爆縮自体はどのようなものかというのは既に漏洩しているので、やろうと思えば出来る話ではありますが・・・同様に、例えば軽水炉から戦略核に持っていけるほどの再処理や、そもそも軽水炉から直接戦略核に持っていこうなんて技術なんて・・・核の平和利用の原則から離れっちまうわけですから、そんなもの研究なんてしている日本人自体が、いると考えては駄目ですね(^^;
他の国で学ぼうとしても、国家機密部分が多分に含まれ、そうそう簡単に留学生に教えてもらえるものではありません。
ま、某国がぷっすんとなったものの、なんとな~く爆縮出来る程度まで研究を重ねることが出来たわけですから(ま、隣のでかい国からの漏洩なのかもしれませんがね)日本でも無理すれば出来るんでね?
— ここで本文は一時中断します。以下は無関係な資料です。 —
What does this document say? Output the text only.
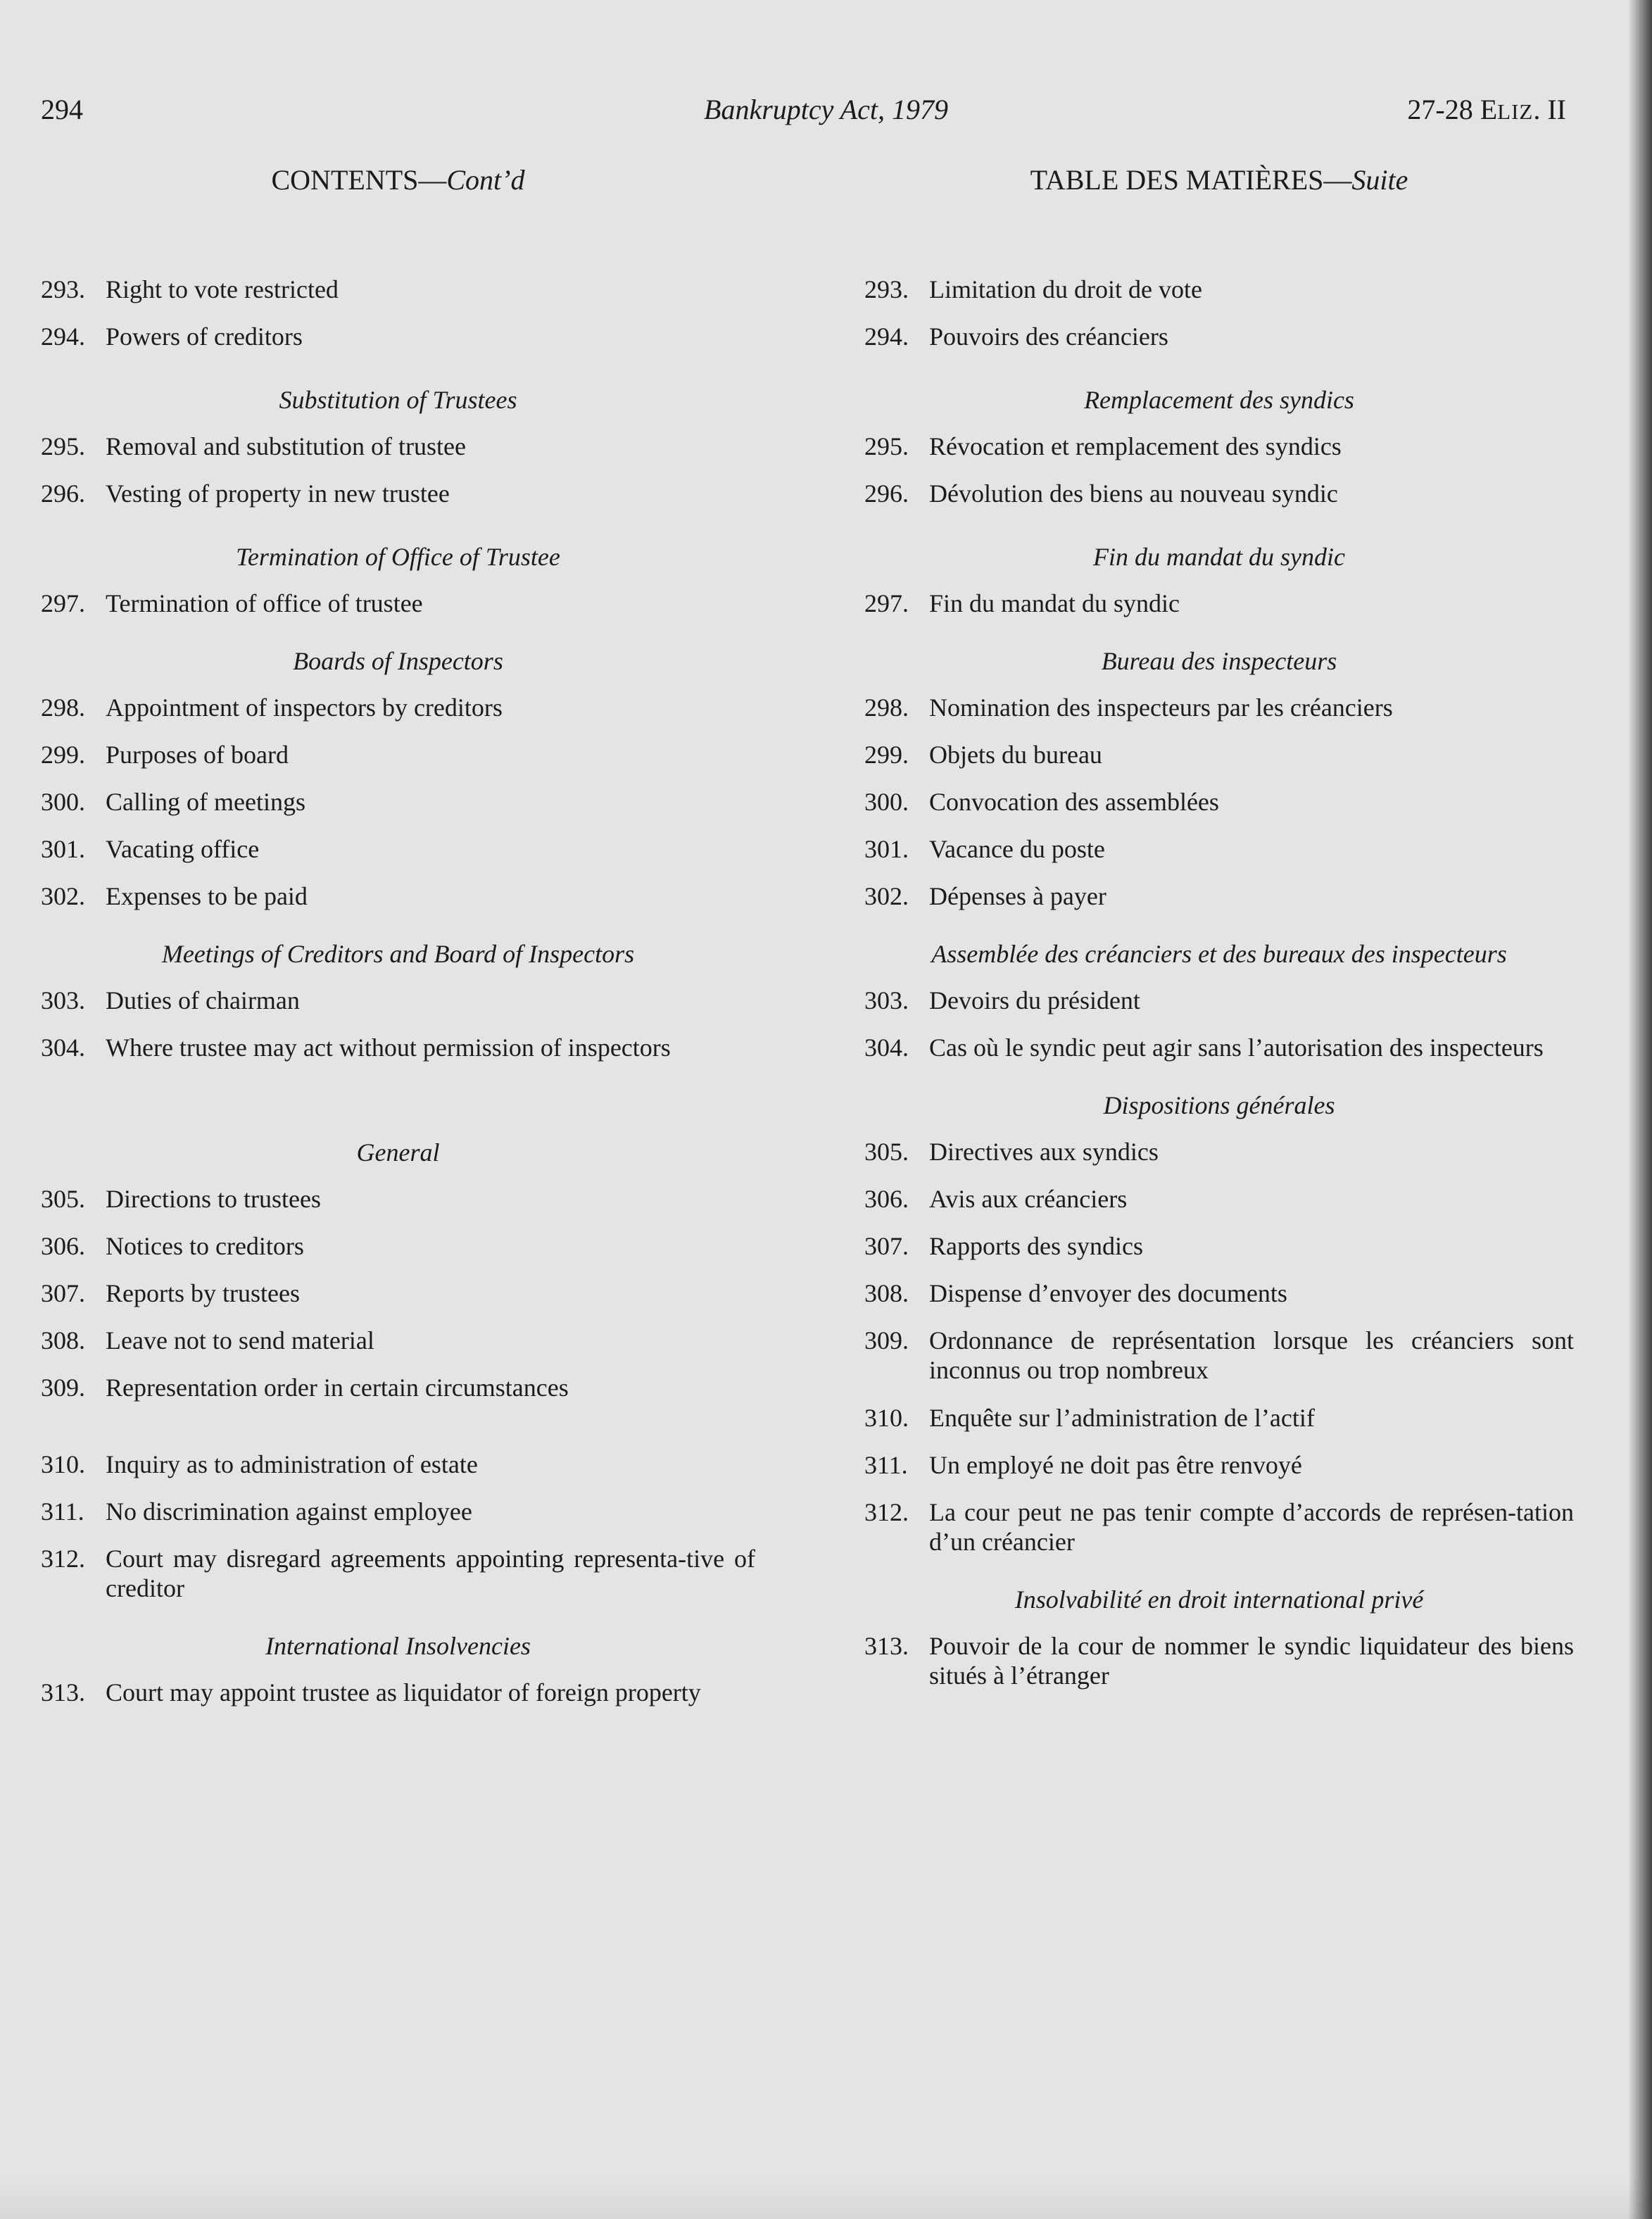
294	Bankruptcy Act, 1979	27-28 ELIZ. II
CONTENTS—Cont’d
293. Right to vote restricted
294. Powers of creditors
Substitution of Trustees
295. Removal and substitution of trustee
296. Vesting of property in new trustee
Termination of Office of Trustee
297. Termination of office of trustee
Boards of Inspectors
298. Appointment of inspectors by creditors
299. Purposes of board
300. Calling of meetings
301. Vacating office
302. Expenses to be paid
Meetings of Creditors and Board of Inspectors
303. Duties of chairman
304. Where trustee may act without permission of inspectors
General
305. Directions to trustees
306. Notices to creditors
307. Reports by trustees
308. Leave not to send material
309. Representation order in certain circumstances
310. Inquiry as to administration of estate
311. No discrimination against employee
312. Court may disregard agreements appointing representa-tive of creditor
International Insolvencies
313. Court may appoint trustee as liquidator of foreign property
TABLE DES MATIÈRES—Suite
293. Limitation du droit de vote
294. Pouvoirs des créanciers
Remplacement des syndics
295. Révocation et remplacement des syndics
296. Dévolution des biens au nouveau syndic
Fin du mandat du syndic
297. Fin du mandat du syndic
Bureau des inspecteurs
298. Nomination des inspecteurs par les créanciers
299. Objets du bureau
300. Convocation des assemblées
301. Vacance du poste
302. Dépenses à payer
Assemblée des créanciers et des bureaux des inspecteurs
303. Devoirs du président
304. Cas où le syndic peut agir sans l’autorisation des inspecteurs
Dispositions générales
305. Directives aux syndics
306. Avis aux créanciers
307. Rapports des syndics
308. Dispense d’envoyer des documents
309. Ordonnance de représentation lorsque les créanciers sont inconnus ou trop nombreux
310. Enquête sur l’administration de l’actif
311. Un employé ne doit pas être renvoyé
312. La cour peut ne pas tenir compte d’accords de représen-tation d’un créancier
Insolvabilité en droit international privé
313. Pouvoir de la cour de nommer le syndic liquidateur des biens situés à l’étranger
ただ、んなもんどこからもリーク無しで一から研究しようものなら、莫大な労力が必要になるでしょう。
3:実験場
米が昔やったみたいに、いきなり実験もせずにポイとか、郊外の漁場にポイとかそんな頭の悪いことなんて、出来るわけがありません(^^;
やるとしたら日本の中で、地下核実験というわけであります。
で、実際に地下核実験やるとしたら、いくら地下でやるとしても、広範囲に放射能の影響が出てしまうわけです。
当然失敗すれば、その地下実験場までもが吹っ飛んで、地形が変わってしまうわけですね(^^;
そして、当たり前ですが・・・休火山など、マグマ活性化の恐れがある場所で実験やろうものなら、爆発に触発されて火山が活性化したりなんて事も考えられるわけですね。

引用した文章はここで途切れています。